In summary, the following data preprocessing/augmentation pipeline, implemented in PyTorch99, was realized by ORCA-SPOT: convert audio to mono, resampling to 44.1 kHz, power spectrum, dB-conversion, intensity augmentation, pitch augmentation, time augmentation, linear frequency compression, noise augmentation, dB-normalization, and accidental subsampling/padding to get a trainable clip for the ORCA-SPOT network. In order to be able to compare the validation/test set to multiple models, shorter/longer validation and test signals than 1.28 s were always centered and not randomly extracted/padded. The model was trained and implemented using PyTorch99. ORCA-SPOT uses an Adam optimizer with an initial learning rate of 10−5, β1 = 0.5, β2 = 0.999 and a batch-size of 32. After four epochs and no improvements concerning the validation set, the learning rate decayed by a factor of 1/2. The training stopped if the validation accuracy did not improve within 10 epochs. Finally, the model with the best validation accuracy was selected. The test set was only used to evaluate the final model performance and was neither involved in the training nor in the validation.

Evaluation and testing

ORCA-SPOT was verified on two different test scenarios. On the one hand, the model was evaluated on the test data described in Table 1, and on the other hand ORCA-SPOT was applied to the 23,511 Orchive tapes (≈18,937.5 hours). In the first case there were already labeled test audio clips as a benchmark, provided as input to the model using a centered 1.28 s window. In the second case, the raw Orchive tapes were evaluated. Audio clips of a given configurable sequence length (2 s) and step size (0.5 s) were extracted and fed in its entirety (without centering) to the network.
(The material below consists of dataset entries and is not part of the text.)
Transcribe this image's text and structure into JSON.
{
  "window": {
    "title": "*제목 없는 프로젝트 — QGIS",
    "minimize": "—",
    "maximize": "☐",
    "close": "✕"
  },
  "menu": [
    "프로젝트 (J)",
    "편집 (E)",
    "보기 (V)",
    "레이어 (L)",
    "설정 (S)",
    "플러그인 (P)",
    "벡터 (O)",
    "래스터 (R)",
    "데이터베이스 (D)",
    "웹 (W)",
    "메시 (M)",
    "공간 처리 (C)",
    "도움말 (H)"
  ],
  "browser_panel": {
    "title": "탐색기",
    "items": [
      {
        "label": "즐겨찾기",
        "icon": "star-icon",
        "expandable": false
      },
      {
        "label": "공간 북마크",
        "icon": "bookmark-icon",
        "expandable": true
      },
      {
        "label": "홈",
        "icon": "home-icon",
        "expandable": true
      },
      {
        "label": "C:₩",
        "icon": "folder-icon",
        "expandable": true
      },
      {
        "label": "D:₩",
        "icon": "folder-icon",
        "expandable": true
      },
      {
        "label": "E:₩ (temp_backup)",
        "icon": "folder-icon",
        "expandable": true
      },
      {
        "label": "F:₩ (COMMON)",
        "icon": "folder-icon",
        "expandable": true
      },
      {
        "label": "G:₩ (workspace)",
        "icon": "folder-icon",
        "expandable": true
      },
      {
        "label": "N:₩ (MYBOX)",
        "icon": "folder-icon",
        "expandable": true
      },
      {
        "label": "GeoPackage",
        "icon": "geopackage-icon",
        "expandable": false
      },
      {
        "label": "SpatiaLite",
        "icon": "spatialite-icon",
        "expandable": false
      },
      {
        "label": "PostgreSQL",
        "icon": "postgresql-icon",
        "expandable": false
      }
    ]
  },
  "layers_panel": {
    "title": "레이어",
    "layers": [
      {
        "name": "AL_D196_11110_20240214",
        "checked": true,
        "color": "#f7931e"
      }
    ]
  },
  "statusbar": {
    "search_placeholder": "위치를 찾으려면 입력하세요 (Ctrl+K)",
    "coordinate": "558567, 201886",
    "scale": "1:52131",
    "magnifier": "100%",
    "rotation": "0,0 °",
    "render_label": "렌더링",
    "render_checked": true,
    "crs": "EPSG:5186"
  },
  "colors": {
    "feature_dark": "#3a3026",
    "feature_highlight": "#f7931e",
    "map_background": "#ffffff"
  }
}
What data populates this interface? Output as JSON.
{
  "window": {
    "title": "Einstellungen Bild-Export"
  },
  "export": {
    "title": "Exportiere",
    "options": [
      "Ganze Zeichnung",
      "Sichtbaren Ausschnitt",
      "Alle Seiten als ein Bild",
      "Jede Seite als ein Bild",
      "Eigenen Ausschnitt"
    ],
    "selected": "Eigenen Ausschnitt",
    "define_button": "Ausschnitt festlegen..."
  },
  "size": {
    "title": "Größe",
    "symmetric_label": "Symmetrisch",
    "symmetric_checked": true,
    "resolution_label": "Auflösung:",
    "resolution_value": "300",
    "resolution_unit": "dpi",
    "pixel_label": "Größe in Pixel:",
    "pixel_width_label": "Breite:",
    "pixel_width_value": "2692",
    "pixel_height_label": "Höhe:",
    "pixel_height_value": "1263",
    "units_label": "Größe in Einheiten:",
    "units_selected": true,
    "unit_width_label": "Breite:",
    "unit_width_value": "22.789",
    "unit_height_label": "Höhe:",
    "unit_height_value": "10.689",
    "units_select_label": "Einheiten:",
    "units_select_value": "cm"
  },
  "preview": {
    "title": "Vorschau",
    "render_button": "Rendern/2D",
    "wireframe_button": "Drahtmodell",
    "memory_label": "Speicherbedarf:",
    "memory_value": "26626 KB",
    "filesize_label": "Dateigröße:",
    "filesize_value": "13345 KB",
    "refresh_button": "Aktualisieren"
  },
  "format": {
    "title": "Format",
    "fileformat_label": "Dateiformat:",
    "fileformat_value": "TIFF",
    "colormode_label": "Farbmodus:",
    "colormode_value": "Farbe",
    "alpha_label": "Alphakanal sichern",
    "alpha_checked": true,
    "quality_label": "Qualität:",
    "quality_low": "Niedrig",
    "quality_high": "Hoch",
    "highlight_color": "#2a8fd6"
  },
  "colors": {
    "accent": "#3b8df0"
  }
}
Each of the audio clips resulted in a 1 × 2 probability matrix that the given signal segment was a killer whale or noise. Consecutive killer whale/noise predictions were concatenated to one audio slice of multiple calls or noise segments. It is of great importance that the network is able to process the ≈2.2 years of audio in finite time. The prediction time of the network was adapted and optimized in combination with a mid-range GPU (Nvidia GTX 1050). For calculating the area-under-the-curve (AUC) and other metrics (accuracy (ACC), true-positive-rate (TPR), false-positive-rate (FPR), positive-predictive-value (PPV)) we used Scikit-learn100, an open-source machine-learning library in Python.